The struggle that is faced by the workers at McVitie’s in the east end of Glasgow echoes the struggle of so many skilled industrial workers in Scotland over the past 50 years. From Michelin Tyres in Dundee to the Caley railway works in Glasgow, it is a grimly familiar story of an overseas owner asset stripping Scotland’s industrial base. However, as in so many other cases, closure is far from inevitable – and this Parliament, founded in the face of such struggles, has a duty to prevent it going the same way as so many other proud Scottish industries and brands.

In all of these cases, the workforce should have had a greater say in the future of their workplace. Scottish Labour is committed to a Common Ownership Fund aimed at doubling the size of the co-operative and employee-owned sector in Scotland. Instead of the workers at places like the Caley or McVitie’s ending up unemployed, I think that we should look at the possibility of a Marcora Law in Scotland. Workers should be assisted to take over their place of work when they face the threat of redundancy.

The Marcora Law is named after the Italian politician who pioneered it, giving workers the right and, more importantly, the financial support to buy out their place of work if it is at risk of closure and allows the establishment of a worker owned co-operative.
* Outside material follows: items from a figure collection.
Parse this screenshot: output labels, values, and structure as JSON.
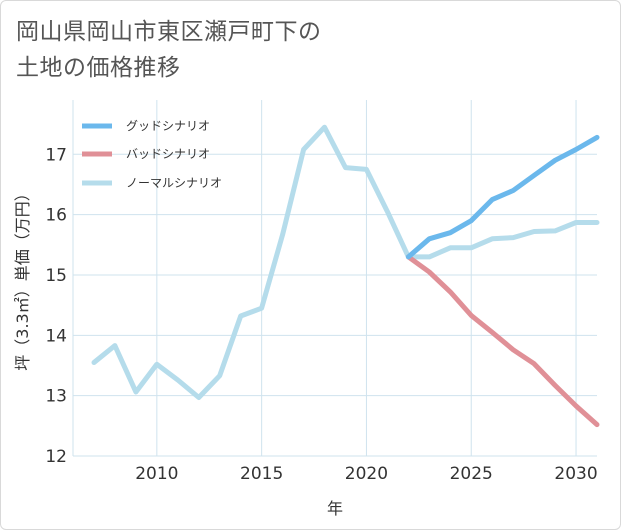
{
  "title_lines": [
    "岡山県岡山市東区瀬戸町下の",
    "土地の価格推移"
  ],
  "chart_data": {
    "type": "line",
    "title": "岡山県岡山市東区瀬戸町下の土地の価格推移",
    "xlabel": "年",
    "ylabel": "坪（3.3㎡）単価（万円）",
    "xlim": [
      2006,
      2031
    ],
    "ylim": [
      12,
      17.9
    ],
    "xticks": [
      2010,
      2015,
      2020,
      2025,
      2030
    ],
    "yticks": [
      12,
      13,
      14,
      15,
      16,
      17
    ],
    "grid": true,
    "legend_position": "top-left",
    "series": [
      {
        "name": "グッドシナリオ",
        "color": "#6bb8ec",
        "x": [
          2022,
          2023,
          2024,
          2025,
          2026,
          2027,
          2028,
          2029,
          2030,
          2031
        ],
        "y": [
          15.3,
          15.6,
          15.7,
          15.9,
          16.25,
          16.4,
          16.65,
          16.9,
          17.08,
          17.28
        ]
      },
      {
        "name": "バッドシナリオ",
        "color": "#e09097",
        "x": [
          2022,
          2023,
          2024,
          2025,
          2026,
          2027,
          2028,
          2029,
          2030,
          2031
        ],
        "y": [
          15.3,
          15.05,
          14.72,
          14.33,
          14.05,
          13.76,
          13.53,
          13.17,
          12.83,
          12.52
        ]
      },
      {
        "name": "ノーマルシナリオ",
        "color": "#b5dceb",
        "x": [
          2007,
          2008,
          2009,
          2010,
          2011,
          2012,
          2013,
          2014,
          2015,
          2016,
          2017,
          2018,
          2019,
          2020,
          2021,
          2022,
          2023,
          2024,
          2025,
          2026,
          2027,
          2028,
          2029,
          2030,
          2031
        ],
        "y": [
          13.55,
          13.83,
          13.06,
          13.52,
          13.26,
          12.97,
          13.33,
          14.32,
          14.45,
          15.67,
          17.08,
          17.45,
          16.78,
          16.75,
          16.05,
          15.3,
          15.3,
          15.45,
          15.45,
          15.6,
          15.62,
          15.72,
          15.73,
          15.87,
          15.87
        ]
      }
    ]
  }
}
Research by the Co-operative Party has shown that 64% of people believe that the economy would be fairer if employees could buy their business if it was at risk of sale or closure.

I will continue to campaign with the workers at McVitie’s and with their unions to try and save their jobs, but it is clear to me that we need an economy where wealth and power are shared – and where worker ownership is always a viable option.